Bitcoin's price trajectory has deviated significantly from patterns established in previous halving cycles, according to multiple cryptocurrency analytics firms and industry experts. The cryptocurrency, which once reliably surged after supply-reducing halving events, now appears to be charting a different course that challenges long-held market assumptions.
Data from Ecoinometrics indicates that Bitcoin's growth rate in the fourth halving cycle is substantially lower than previous iterations. "At this stage of the cycle, the lower bound of the historical range should be around $250,000," Ecoinometrics noted in their latest market assessment. Bitcoin is currently trading near $80,000, far below historical projections that suggested post-halving prices could range from $140,000 to $4,500,000 based on previous patterns.
The apparent breakdown of this once-reliable metric coincides with Bitcoin's apparent demand dropping to its lowest level in over a year, according to data from analytics platform CryptoQuant. This technical indicator compares new supply to inactive supply held for over a year, providing insight into genuine market demand rather than speculative activity.
Ki Young Ju, founder of CryptoQuant, has analyzed additional metrics including the Bitcoin PnL Index Cyclical Signals, which applies a 365-day moving average to key on-chain data. Based on these assessments, Ju offered a stark prediction: "Bitcoin bull cycle is over, expecting 6–12 months of bearish or sideways price action."
Several factors differentiate the current environment from previous cycles. Unlike the last cycle, which benefited from expansionary monetary policies by central banks worldwide, the present landscape features either tightening or neutral policies. The absence of this liquidity support mechanism has created headwinds for Bitcoin's price appreciation despite the supply reduction effect of the halving.

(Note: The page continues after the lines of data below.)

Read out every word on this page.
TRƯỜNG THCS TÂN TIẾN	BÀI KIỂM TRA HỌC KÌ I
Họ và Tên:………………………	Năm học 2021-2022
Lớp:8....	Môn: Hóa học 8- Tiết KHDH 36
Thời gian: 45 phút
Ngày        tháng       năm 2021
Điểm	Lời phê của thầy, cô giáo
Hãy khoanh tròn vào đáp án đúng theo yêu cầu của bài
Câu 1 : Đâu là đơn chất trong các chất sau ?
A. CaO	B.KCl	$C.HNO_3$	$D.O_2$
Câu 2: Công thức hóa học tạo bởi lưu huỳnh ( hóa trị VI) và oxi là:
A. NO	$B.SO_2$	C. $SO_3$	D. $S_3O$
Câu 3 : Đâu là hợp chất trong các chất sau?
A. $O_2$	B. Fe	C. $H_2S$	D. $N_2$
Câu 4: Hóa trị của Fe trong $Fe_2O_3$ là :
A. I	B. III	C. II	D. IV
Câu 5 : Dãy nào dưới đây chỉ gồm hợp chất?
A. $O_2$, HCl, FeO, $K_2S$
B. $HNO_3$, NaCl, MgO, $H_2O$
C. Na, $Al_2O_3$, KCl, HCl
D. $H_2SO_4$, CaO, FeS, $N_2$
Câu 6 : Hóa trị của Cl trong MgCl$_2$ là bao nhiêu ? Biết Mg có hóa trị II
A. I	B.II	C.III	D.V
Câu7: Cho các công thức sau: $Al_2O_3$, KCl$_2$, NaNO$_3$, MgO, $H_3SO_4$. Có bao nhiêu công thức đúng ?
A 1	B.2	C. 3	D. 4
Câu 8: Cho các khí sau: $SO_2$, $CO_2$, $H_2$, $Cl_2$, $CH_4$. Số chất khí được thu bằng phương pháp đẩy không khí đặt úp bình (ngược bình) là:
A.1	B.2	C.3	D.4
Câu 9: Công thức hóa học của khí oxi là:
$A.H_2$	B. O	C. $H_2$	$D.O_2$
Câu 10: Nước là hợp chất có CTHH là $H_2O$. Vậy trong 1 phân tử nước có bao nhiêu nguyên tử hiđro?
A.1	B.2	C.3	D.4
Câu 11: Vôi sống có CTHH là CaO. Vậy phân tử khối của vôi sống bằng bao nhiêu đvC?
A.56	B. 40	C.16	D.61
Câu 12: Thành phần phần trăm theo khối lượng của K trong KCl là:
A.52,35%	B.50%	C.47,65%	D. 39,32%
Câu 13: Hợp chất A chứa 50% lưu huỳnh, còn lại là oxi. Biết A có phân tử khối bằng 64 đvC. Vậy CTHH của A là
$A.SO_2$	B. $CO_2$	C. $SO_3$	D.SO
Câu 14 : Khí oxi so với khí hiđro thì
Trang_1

Charles Edwards, founder of Capriole Investments, highlighted this key distinction in his market analysis. During the previous cycle, Bitcoin thrived as central banks injected unprecedented liquidity into the global economy, creating favorable conditions for risk assets including cryptocurrencies. The current monetary stance lacks that same supportive force, making sustained upward momentum more challenging to achieve.
Despite these concerning signals, Edwards maintains a degree of optimism about future prospects. "We are now seeing the first signs of a potential major multi-year bottom in US Liquidity, with an eve/adam bottom forming today," he noted. "It's been almost 4 years since tightening began. 2025 would make sense for a monetary policy trend change amid tariff stressors."
The shifting dynamics suggest a fundamental transformation in Bitcoin's market behavior. What was once primarily driven by supply mechanics through the halving process now appears more responsive to broader macroeconomic conditions and institutional capital flows. This represents a significant maturation of the asset class as it becomes more integrated with traditional financial markets.
For investors who relied on halving cycles as a cornerstone of Bitcoin investment strategy, this paradigm shift requires a fundamental reassessment of market timing and price expectations. The historical pattern of post-halving rallies can no longer be taken as a reliable indicator of future performance.
As Bitcoin continues its evolution as a financial asset, these changing correlations with monetary policy rather than internal supply mechanics may ultimately determine whether the cryptocurrency can recapture its previous growth trajectory or if it has entered a new era of more modest price action.